"Les he dado y les daré a conocer tu nombre" -Jn 17, 26- (20-5-2012)
Queridos hermanos en el Señor:
Os deseo gracia y paz.
De vez en cuando se acercan a los sacerdotes algunos padres compungidos, con una profunda tristeza en el corazón, para decirnos que no han logrado, o no han sabido, transmitir la fe a sus hijos. Aparentemente, de nada ha servido el testimonio familiar, la educación en colegios religiosos, la invitación constante a participar en los sacramentos, de modo especial en la Eucaristía dominical. “¿Qué es lo que hemos hecho mal?”, se preguntan.
No es fácil responder a este interrogante. El Concilio Vaticano II reconoce una responsabilidad en los creyentes: “en cuanto que, por descuido en la educación para la fe, por una exposición falsificada de la doctrina, o también por los defectos de su vida religiosa, moral y social, puede decirse que han velado el verdadero rostro de Dios y de la religión, más que revelarlo” (Gaudium et Spes, 19).
Pero la convicción es firme: “La Iglesia cree que Cristo, muerto y resucitado por todos, da al hombre luz y fuerzas por su Espíritu, para que pueda responder a su máxima vocación; y que no ha sido dado a los hombres bajo el cielo ningún otro nombre en el que haya que salvarse” (GS 10). Y también: “La Iglesia sabe muy bien que su mensaje conecta con los deseos más profundos del corazón humano” (GS 21).
Las experiencias más ricas o más profundas trascienden nuestra conciencia, desbordan nuestra capacidad de expresión. Escribió San León Magno: “Nunca faltan motivos para la alabanza, porque nunca es bastante la elocuencia de quien alaba. Alegrémonos, por tanto, de nuestra incapacidad para hablar acerca de tan gran misterio de misericordia y, puesto que no podemos expresar todo lo que hay de sublime en nuestra salvación, reconozcamos que es bueno para nosotros el vernos así desbordados”.
Siempre existirá una distancia entre lo que queremos transmitir y lo que logramos comunicar, un abismo entre lo que deseamos expresar con nuestra vida y el pálido reflejo de nuestra realidad concreta.

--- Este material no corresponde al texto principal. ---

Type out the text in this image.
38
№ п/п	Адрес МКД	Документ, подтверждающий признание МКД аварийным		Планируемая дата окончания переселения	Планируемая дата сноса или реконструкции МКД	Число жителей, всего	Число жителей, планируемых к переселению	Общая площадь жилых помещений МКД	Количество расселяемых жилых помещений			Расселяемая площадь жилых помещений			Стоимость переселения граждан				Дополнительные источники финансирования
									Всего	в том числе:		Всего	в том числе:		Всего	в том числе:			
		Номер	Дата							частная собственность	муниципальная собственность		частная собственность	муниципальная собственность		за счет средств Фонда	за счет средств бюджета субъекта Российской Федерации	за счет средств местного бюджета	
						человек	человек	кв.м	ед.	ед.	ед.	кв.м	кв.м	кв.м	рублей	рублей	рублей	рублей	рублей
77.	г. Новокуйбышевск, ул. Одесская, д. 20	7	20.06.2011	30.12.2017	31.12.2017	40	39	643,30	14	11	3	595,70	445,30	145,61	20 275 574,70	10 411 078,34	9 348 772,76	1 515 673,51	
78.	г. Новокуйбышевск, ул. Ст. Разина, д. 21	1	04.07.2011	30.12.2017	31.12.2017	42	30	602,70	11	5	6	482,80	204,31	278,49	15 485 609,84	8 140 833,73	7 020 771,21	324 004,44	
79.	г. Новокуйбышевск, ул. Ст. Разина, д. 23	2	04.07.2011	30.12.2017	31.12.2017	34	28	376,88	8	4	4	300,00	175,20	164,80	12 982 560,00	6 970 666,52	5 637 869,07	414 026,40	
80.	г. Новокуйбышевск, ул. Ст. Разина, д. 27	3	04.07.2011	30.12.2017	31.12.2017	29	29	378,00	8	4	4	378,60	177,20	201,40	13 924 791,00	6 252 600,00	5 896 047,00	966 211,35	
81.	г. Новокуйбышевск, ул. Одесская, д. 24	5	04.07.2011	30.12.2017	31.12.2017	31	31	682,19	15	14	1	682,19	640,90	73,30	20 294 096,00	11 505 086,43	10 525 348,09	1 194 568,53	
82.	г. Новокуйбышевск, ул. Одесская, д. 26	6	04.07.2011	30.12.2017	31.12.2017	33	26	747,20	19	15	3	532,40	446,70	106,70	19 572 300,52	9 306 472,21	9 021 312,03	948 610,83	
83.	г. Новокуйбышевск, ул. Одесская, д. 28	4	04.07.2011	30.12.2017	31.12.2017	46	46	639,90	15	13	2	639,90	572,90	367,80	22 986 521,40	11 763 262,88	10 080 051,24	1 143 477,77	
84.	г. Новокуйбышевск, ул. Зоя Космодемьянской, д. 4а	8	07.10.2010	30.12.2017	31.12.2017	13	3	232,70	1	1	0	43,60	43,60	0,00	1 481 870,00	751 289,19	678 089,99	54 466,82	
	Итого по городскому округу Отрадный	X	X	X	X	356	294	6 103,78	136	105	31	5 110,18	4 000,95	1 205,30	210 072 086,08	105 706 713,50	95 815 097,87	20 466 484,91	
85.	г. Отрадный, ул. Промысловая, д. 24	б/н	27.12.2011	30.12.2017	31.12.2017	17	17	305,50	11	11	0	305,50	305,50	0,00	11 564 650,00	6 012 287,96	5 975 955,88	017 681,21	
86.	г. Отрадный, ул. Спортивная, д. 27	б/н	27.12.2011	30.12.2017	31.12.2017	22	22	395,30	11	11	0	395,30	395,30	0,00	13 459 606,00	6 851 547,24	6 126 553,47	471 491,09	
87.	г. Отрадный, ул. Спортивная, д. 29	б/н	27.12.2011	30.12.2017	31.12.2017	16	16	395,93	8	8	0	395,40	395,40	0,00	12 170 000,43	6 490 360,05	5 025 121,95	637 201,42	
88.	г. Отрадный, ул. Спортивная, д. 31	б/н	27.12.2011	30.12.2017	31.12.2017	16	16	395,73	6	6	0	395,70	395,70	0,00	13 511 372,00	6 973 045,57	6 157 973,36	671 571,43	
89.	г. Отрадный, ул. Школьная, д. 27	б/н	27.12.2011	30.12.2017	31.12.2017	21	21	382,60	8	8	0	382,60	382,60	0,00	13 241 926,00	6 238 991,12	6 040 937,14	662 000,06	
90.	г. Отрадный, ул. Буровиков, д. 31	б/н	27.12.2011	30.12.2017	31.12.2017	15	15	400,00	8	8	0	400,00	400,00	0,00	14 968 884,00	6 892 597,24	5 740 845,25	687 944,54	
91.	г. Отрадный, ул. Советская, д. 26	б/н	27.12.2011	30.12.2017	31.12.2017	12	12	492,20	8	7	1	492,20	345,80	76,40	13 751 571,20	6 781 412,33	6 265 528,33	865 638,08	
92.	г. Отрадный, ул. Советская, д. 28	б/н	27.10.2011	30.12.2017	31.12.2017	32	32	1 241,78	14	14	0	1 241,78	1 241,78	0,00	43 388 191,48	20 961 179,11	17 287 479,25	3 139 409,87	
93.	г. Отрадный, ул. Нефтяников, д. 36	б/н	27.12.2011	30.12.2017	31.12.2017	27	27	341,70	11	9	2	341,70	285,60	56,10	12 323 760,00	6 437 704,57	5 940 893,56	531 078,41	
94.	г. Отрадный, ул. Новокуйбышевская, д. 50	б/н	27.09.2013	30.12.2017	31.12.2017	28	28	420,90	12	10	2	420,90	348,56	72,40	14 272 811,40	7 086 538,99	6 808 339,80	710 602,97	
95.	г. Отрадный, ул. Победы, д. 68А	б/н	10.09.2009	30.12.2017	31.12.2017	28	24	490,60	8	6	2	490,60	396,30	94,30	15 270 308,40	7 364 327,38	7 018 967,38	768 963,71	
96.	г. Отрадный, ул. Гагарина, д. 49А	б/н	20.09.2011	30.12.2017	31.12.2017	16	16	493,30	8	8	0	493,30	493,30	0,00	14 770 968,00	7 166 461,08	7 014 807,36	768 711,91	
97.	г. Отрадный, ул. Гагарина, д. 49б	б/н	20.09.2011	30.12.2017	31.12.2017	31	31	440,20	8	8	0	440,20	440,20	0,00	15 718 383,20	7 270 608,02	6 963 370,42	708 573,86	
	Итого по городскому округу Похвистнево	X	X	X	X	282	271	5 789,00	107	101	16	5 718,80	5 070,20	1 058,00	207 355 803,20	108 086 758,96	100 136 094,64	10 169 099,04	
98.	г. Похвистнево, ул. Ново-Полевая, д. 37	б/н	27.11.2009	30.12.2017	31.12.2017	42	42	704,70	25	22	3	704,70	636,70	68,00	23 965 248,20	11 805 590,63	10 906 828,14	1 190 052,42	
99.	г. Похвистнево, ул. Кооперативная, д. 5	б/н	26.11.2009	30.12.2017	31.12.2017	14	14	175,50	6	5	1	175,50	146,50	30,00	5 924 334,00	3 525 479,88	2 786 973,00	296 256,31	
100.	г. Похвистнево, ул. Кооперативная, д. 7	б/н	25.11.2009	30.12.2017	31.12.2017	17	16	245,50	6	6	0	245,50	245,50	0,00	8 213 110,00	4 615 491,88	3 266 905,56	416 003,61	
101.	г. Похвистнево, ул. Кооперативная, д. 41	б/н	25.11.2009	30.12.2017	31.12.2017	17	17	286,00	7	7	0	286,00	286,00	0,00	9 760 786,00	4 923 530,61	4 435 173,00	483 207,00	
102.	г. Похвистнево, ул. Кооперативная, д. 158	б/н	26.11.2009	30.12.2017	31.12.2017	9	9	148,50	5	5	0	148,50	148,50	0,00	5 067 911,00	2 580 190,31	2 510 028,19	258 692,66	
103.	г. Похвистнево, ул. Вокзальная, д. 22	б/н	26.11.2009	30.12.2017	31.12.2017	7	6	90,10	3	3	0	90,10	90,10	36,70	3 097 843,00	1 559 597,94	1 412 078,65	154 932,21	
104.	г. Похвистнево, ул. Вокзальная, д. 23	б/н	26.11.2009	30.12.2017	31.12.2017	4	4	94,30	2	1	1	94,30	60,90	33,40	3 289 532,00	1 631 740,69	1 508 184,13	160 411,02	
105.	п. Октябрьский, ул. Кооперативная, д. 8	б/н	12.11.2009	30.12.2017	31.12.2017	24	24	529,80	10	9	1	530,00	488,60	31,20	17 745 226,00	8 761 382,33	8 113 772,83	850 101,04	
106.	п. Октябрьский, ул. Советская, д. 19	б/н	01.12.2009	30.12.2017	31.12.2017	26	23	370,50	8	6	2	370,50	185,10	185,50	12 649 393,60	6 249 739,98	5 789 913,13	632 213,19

Recordaba Pablo VI: “para la Iglesia el primer medio de evangelización consiste en un testimonio de vida auténticamente cristiana, entregada a Dios en una comunión que nada debe interrumpir y a la vez consagrada igualmente al prójimo con un celo sin límites” (Evangelii nuntiandi, 41). Y, a continuación, subrayaba la importancia y necesidad de la predicación: “Sí, es siempre indispensable la predicación, la proclamación verbal de un mensaje. Sabemos bien que el hombre moderno, hastiado de discursos, se muestra con frecuencia cansado de escuchar y lo que es peor, inmunizado contra las palabras” (EN 42). Por eso, añadía: “El tedio que provocan hoy tantos discursos vacíos, y la actualidad de muchas otras formas de comunicación, no deben, sin embargo, disminuir el valor permanente de la palabra ni hacer perder la confianza en ella. La palabra permanece siempre actual, sobre todo cuando va acompañada del poder de Dios” (EN 42).
San Bernardo solicitaba a sus oyentes: “Escuchad por compasión a un hombre que tiembla porque tiene que hablar y no puede callar”.
El la oración sacerdotal de Jesús escuchamos: “Les he dado a conocer y les daré a conocer tu nombre, para que el amor que me tenías esté en ellos, y yo en ellos” (Jn 17,26). El protagonismo no nos corresponde a nosotros. Es el mismo Jesucristo quien nos ha dado a conocer al Padre y quien continúa dándonoslo a conocer. De Jesucristo hemos recibido y seguimos recibiendo continuamente. El amor del Padre en nosotros, y Cristo mismo en nosotros, es la única respuesta.
Recibid mi cordial saludo y mi bendición.